Senin, 18 Februari 2013

TEMU ALUMNI 17022013



  1. Pertanyaan: Batasan seorang anak masih disebut yatim piatu itu sampai kapan? (Kang Najmudin, Subang)

    Jawaban:
    Di dalam Al-Qomusul Muhith, karangan Syekh Najmuddin Muhammad bin Ya’kub Al-Firuzabadi
    وَهُوَ يَتِيْمٌ وَيَتَمَانُ مَالَمْ يَبْلُغْ الحُكْمُ
    “Dia itu yatim dan yatiman selama belum mencapai dewasa.” (Taudihul Adillah Juz 6 hlm. 116).

    Ibnu Barry berkata:
    اليَتِيْمُ الَّذِيْ يَمُوْتُ أَبُوهُ وَالعَجِيُّ العَجِيُّ الَّذِيْ تَمُوتُ أُمُّهُ واللَّطِيْمُ الَّذِيْ يَمُوْتُ أُبَوَاهُ
    “Yatim adalah anak yang ditinggal mati bapaknya. ‘Ajiy (piatu) adalah anak-anak yang ditinggal mati ibunya sedangkan Al-Lathim (yatim-piatu) adalah anak yang ditinggal ibu bapaknya.” (Taudihul Adillah Juz 5 hlm. 38).
    Dalam kitab tafsir Al-Khozin Juz 1 hlm 123 dinyatakan:
    (واليَتَامَى) الَيَتِيْمُ هُوَ الَّذِيْ لاَ أَب لَه مَعَ الصِّغَرِ
    “(Al-Yataamaa) jamaknya Al-Yatim adalah orang yang tidak berbapak dan ia masih kecil.”

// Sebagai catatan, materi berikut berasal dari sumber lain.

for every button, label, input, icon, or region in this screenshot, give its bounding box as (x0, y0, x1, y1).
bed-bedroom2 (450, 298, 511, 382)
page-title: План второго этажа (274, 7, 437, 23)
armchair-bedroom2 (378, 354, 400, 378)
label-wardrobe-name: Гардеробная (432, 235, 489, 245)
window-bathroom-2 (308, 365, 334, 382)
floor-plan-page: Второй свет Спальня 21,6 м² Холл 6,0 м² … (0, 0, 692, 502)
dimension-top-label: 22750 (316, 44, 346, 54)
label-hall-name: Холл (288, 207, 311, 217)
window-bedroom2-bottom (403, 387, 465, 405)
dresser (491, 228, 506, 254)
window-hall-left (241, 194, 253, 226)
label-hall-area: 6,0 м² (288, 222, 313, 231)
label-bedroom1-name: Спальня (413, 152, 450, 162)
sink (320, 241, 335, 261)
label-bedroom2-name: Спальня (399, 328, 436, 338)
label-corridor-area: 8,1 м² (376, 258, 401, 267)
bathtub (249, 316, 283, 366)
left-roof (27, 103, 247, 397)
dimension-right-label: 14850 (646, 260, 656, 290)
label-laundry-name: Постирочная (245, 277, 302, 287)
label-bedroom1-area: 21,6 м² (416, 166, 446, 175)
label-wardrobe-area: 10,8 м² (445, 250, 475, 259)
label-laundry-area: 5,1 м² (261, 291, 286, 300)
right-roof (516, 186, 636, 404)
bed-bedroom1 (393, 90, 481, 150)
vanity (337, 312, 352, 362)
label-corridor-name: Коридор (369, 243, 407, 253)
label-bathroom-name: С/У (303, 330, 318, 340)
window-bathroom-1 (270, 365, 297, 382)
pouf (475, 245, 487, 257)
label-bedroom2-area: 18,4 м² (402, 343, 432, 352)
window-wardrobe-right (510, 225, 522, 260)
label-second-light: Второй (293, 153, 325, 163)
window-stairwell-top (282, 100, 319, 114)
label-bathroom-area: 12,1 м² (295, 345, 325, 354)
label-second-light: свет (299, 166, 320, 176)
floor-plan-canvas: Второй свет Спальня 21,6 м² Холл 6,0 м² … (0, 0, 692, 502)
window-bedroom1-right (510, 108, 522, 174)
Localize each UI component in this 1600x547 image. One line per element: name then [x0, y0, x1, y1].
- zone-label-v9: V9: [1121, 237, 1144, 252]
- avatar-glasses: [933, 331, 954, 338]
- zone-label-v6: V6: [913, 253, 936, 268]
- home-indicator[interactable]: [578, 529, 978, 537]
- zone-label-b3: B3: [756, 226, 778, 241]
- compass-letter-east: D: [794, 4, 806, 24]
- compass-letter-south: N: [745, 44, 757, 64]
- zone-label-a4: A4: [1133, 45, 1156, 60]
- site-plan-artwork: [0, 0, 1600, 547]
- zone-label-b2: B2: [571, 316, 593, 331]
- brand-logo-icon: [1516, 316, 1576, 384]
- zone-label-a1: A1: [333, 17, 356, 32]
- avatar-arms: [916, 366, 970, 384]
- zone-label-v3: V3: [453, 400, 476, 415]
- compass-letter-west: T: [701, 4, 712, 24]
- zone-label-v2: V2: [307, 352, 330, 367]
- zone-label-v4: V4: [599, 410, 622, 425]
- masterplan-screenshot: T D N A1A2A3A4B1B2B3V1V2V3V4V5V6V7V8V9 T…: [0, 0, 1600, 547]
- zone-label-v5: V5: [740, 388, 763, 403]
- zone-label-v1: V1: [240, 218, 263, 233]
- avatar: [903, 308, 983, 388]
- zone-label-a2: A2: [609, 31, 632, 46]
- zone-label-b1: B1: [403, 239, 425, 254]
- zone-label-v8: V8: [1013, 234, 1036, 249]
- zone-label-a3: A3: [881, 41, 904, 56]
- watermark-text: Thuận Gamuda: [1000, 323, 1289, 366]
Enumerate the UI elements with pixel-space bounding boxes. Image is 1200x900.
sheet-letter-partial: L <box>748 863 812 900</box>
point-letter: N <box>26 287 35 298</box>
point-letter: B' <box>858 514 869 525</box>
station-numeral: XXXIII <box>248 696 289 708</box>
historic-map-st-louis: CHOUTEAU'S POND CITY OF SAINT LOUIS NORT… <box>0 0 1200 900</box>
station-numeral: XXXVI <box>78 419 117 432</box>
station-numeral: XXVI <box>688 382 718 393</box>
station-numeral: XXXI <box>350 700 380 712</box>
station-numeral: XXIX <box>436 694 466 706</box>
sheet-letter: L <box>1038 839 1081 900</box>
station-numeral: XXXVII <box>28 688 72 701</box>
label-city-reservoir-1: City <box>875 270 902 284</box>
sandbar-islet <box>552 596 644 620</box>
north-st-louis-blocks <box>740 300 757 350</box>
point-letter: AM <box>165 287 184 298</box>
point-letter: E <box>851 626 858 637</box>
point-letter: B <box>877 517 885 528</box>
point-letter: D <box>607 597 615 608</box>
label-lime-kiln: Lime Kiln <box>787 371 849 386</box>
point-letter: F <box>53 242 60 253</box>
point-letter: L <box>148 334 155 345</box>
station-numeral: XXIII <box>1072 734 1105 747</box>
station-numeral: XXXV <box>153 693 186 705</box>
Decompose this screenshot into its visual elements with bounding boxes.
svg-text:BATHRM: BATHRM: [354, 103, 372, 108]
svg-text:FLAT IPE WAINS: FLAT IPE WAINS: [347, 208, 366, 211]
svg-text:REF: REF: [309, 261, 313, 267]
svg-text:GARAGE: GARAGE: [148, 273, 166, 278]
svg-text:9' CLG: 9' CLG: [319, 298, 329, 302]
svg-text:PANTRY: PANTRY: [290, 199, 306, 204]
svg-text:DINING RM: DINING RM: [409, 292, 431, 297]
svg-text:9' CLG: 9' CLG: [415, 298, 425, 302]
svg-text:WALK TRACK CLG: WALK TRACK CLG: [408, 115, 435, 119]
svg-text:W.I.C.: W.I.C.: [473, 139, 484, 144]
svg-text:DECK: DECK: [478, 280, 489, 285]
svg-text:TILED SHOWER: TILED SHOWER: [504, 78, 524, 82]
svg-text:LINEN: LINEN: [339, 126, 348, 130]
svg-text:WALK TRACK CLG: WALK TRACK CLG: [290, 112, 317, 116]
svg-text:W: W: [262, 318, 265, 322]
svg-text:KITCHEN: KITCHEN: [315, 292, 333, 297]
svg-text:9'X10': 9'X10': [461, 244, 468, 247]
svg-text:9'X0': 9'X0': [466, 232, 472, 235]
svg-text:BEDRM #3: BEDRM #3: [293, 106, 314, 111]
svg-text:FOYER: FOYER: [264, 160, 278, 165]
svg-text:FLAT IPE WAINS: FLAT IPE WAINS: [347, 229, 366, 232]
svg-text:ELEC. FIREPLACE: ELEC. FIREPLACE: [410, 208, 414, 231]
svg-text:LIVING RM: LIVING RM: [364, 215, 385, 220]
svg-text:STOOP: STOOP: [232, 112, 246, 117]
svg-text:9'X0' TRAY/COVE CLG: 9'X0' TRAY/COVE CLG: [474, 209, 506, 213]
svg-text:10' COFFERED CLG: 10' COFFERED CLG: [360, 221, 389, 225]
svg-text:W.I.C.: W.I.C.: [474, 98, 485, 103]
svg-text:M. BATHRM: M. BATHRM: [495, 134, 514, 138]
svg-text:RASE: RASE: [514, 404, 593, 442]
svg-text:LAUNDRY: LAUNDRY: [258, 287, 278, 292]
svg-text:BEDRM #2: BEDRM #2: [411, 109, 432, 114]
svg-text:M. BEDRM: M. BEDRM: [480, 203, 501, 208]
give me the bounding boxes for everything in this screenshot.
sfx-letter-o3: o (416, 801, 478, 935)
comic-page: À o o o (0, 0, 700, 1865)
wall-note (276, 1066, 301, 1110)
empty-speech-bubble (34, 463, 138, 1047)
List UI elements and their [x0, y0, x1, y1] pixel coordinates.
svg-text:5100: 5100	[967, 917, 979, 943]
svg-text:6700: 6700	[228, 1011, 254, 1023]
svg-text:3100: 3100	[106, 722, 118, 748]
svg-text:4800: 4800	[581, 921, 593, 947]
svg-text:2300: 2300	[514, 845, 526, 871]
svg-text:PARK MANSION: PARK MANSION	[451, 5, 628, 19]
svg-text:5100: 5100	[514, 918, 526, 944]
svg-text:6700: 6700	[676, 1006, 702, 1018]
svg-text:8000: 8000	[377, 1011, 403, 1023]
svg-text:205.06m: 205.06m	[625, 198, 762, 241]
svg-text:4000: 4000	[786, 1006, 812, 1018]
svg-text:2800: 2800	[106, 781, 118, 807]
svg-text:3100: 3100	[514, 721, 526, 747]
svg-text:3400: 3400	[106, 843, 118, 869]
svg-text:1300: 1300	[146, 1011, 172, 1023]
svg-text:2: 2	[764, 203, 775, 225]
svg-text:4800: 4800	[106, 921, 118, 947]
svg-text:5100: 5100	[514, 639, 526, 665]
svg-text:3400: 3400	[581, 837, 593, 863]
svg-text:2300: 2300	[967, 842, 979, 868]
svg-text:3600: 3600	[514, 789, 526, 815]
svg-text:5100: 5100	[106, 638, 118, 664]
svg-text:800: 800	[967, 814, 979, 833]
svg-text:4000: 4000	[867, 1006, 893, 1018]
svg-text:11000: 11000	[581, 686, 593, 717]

    Ada beberapa petunjuk Al-Qur’an dan hadits mengenai batasan anak yatim diantaranya:
    >> Firman Allah yang termaktub di surat An-Nisaa ayat 6 yang artinya (Allah Wa Rasuluhu A’lam): Dan ujilah anak yatim itu sampai mereka cukup umur untuk kawin. Kemudian jika menurut pendapatmu mereka telah cerdas (pandai memelihara harta), Maka serahkanlah kepada mereka harta-hartanya. Dan janganlah kamu makan harta anak yatim lebih dari batas kepatutan dan (janganlah kamu) tergesa-gesa (membelanjakannya) sebelum mereka dewasa. barang siapa (di antara pemelihara itu) mampu, maka hendaklah ia menahan diri (dari memakan harta anak yatim itu) dan barangsiapa yang miskin, maka bolehlah ia makan harta itu menurut yang patut. Kemudian apabila kamu menyerahkan harta kepada mereka, maka hendaklah kamu adakan saksi-saksi (tentang penyerahan itu) bagi mereka. Dan cukuplah Allah sebagai Pengawas (atas persaksian itu).”

    >> Hadits Nabi Saw:
    عَنْ عَلِيٍّ رضي الله عنه عَنْ النَّبِيِّ صَلَّى اللَّهُ عَلَيْهِ وَسَلَّمَ قَالَ رُفِعَ الْقَلَمُ عَنْ ثَلاَثَةٍ عَنِ النَّائِمِ حَتَّى يَسْتَيْقِظَ وَعَنْ الصَّبِيِّ حَتَّى يَحْتَلِمَ وَعَنِ الْمَجْنُونِ حَتَّى يَعْقِلَ (رواه أبو داود وغير)
    Dari Shohabat Ali ra, dari Nabi saw Beliau bersabda: Qalam catatan amal itu diangkat dari tiga golongan: (1) dari orang yang tidur hingga ia bangun, (2) dari anak kecil hingga ia baligh (dewasa) dan (3) dari orang yang gila hingga ia berakal.” (HR. Abu Dawud dan yang lainnya)
    Dalam kitab Kaasyifati Assaja hlm. 16 dinyatakan:
    (فصل) عَلاَماَتُ الْبُلُوْغِ ثَلاَثٌ تَمَامُ خَمْسَ عَشَرَةَ سَنَةً فِي الذَّكَرِ وَالْأُنْثَى، وَالْاِحْتِلاَمُ فِي الذَّكَرِ وَالْأُنْثَي لِتِسْعِ سِنِيْنَ وَالْحَيْضُ فِي الْأُنْثَى لِتِسْعِ سِنِيْنَ
    “(faslun) ciri-ciri baligh itu salah satu dari yang tiga yaitu: (1) sempurnanya berumur 15 tahun bagi laki-laki dan perempuan, (2) bermimpi keluar mani, bagi laki-laki dan perempuan karena sudah berumur sembilan tahun, atau (3) haid bagi perempuan karena sudah berumur sembilan tahun.”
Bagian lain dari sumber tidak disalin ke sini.